Einsatz 15/2019 – Garagenbrand

Heute Nacht um 00:25 Uhr wurde unsere Wehr zu einem Heckenbrand nach Willroth alarmiert. Bereits während der Anfahrt der Feuerwehrkameradinnen und -kameraden zum Feuerwehrgerätehaus wurde das Einsatzstichwort auf „F2 – Garagenbrand“ erhöht.

Schon während der Anfahrt zur Einsatzstelle konnte ein großer Feuerschein wahrgenommen werden. Vor Ort brannten etwa 40lfm einer Thujahecke, sowie angrenzendes Gebüsch. Die Thujas hatten eine Höhe von etwa 4 bis 15 Meter. Bereits vor Eintreffen der ersten Kräfte hatte sich das Feuer auf den Dachvorsprung einer nebenstehende Garage ausgebreitet. Mittels Riegelstellung konnte ein weiteres Ausbreiten auf den weiteren Teil der Garage verhindert werden.

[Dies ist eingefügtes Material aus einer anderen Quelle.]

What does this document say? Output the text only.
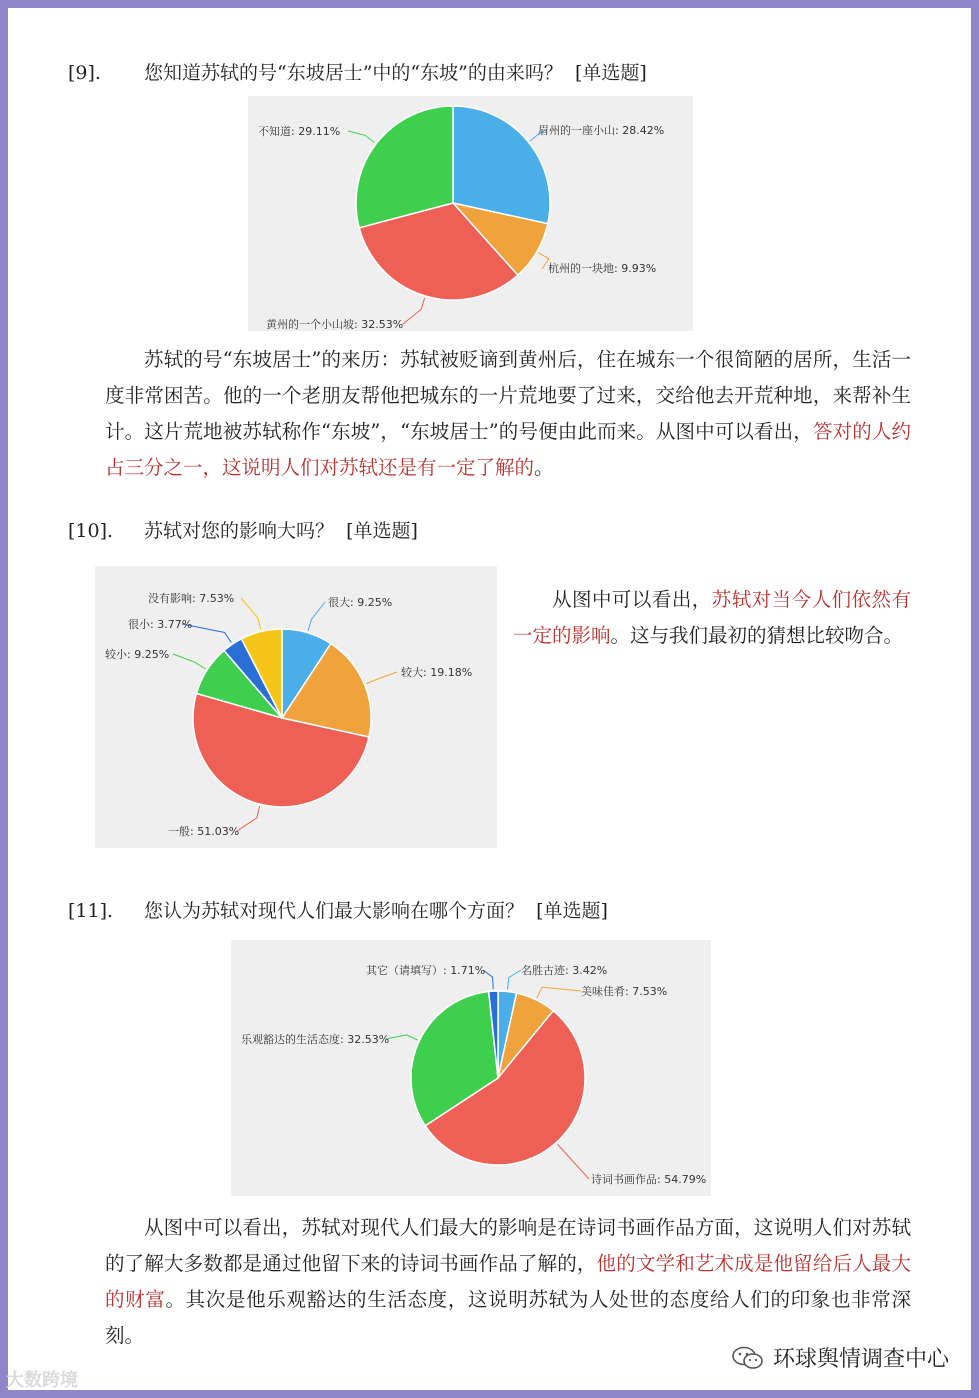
[9]. 您知道苏轼的号“东坡居士”中的“东坡”的由来吗？ [单选题]
眉州的一座小山: 28.42%
杭州的一块地: 9.93%
黄州的一个小山坡: 32.53%
不知道: 29.11%
苏轼的号“东坡居士”的来历：苏轼被贬谪到黄州后，住在城东一个很简陋的居所，生活一度非常困苦。他的一个老朋友帮他把城东的一片荒地要了过来，交给他去开荒种地，来帮补生计。这片荒地被苏轼称作“东坡”，“东坡居士”的号便由此而来。从图中可以看出，答对的人约占三分之一，这说明人们对苏轼还是有一定了解的。
[10]. 苏轼对您的影响大吗？ [单选题]
很大: 9.25%
较大: 19.18%
一般: 51.03%
较小: 9.25%
很小: 3.77%
没有影响: 7.53%	从图中可以看出，苏轼对当今人们依然有一定的影响。这与我们最初的猜想比较吻合。
[11]. 您认为苏轼对现代人们最大影响在哪个方面？ [单选题]
名胜古迹: 3.42%
美味佳肴: 7.53%
诗词书画作品: 54.79%
乐观豁达的生活态度: 32.53%
其它（请填写）: 1.71%
从图中可以看出，苏轼对现代人们最大的影响是在诗词书画作品方面，这说明人们对苏轼的了解大多数都是通过他留下来的诗词书画作品了解的，他的文学和艺术成是他留给后人最大的财富。其次是他乐观豁达的生活态度，这说明苏轼为人处世的态度给人们的印象也非常深刻。
大数跨境
环球舆情调查中心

Nach Eintreffen der ersten Einsatzkräfte konnten mehrere Trupps unter Atemschutz mit den Löschmaßnahmen beginnen. Das Feuer wurde von zwei verschiedenen Seiten bekämpft und konnte somit schnell unter Kontrolle gebracht werden.

Während die Trupps des HLFs das Feuer vom Bereich der „Sonnenstraße“ aus bekämpften, fuhr das Tanklöschfahrzeug von der „Höhenstraße“ über eine Wiese die Einsatzstelle an. Von dort konnte die brennende Hecke mittels zwei C-Rohren sowie dem Dachmonitor unseres Tanklöschfahrzeugs abgelöscht werden. Zudem wurde dort eine ca. 100 Meter lange Wasserversorgung zum nächsten Hydrant aufgebaut. Im weiteren Einsatzverlauf musste noch die nebenstehende Gartenhütte abgelöscht werden.

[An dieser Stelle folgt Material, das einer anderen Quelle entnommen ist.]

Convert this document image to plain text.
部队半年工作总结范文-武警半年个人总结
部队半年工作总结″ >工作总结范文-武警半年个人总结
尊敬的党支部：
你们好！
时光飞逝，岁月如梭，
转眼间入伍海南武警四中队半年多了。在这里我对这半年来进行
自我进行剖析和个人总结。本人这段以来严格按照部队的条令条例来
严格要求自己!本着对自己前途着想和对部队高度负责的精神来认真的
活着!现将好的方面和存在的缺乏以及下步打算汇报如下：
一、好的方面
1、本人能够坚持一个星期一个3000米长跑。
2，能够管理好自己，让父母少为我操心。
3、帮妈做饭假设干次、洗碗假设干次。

Nachdem das Feuer gelöscht war, wurde die Garage mittels Wärmebildkamera nach möglichen Glutnestern untersucht. Damit ein sichere Leiterstellung und somit ein sicherer Aufgang zum Dach gewährleistet werden konnte, mussten die verbrannten „Thujastämme“ abgesägt werden. Um das Dach zu kontrollieren, musste die Dachabdeckung mittels Rettungssäge entfernt werden.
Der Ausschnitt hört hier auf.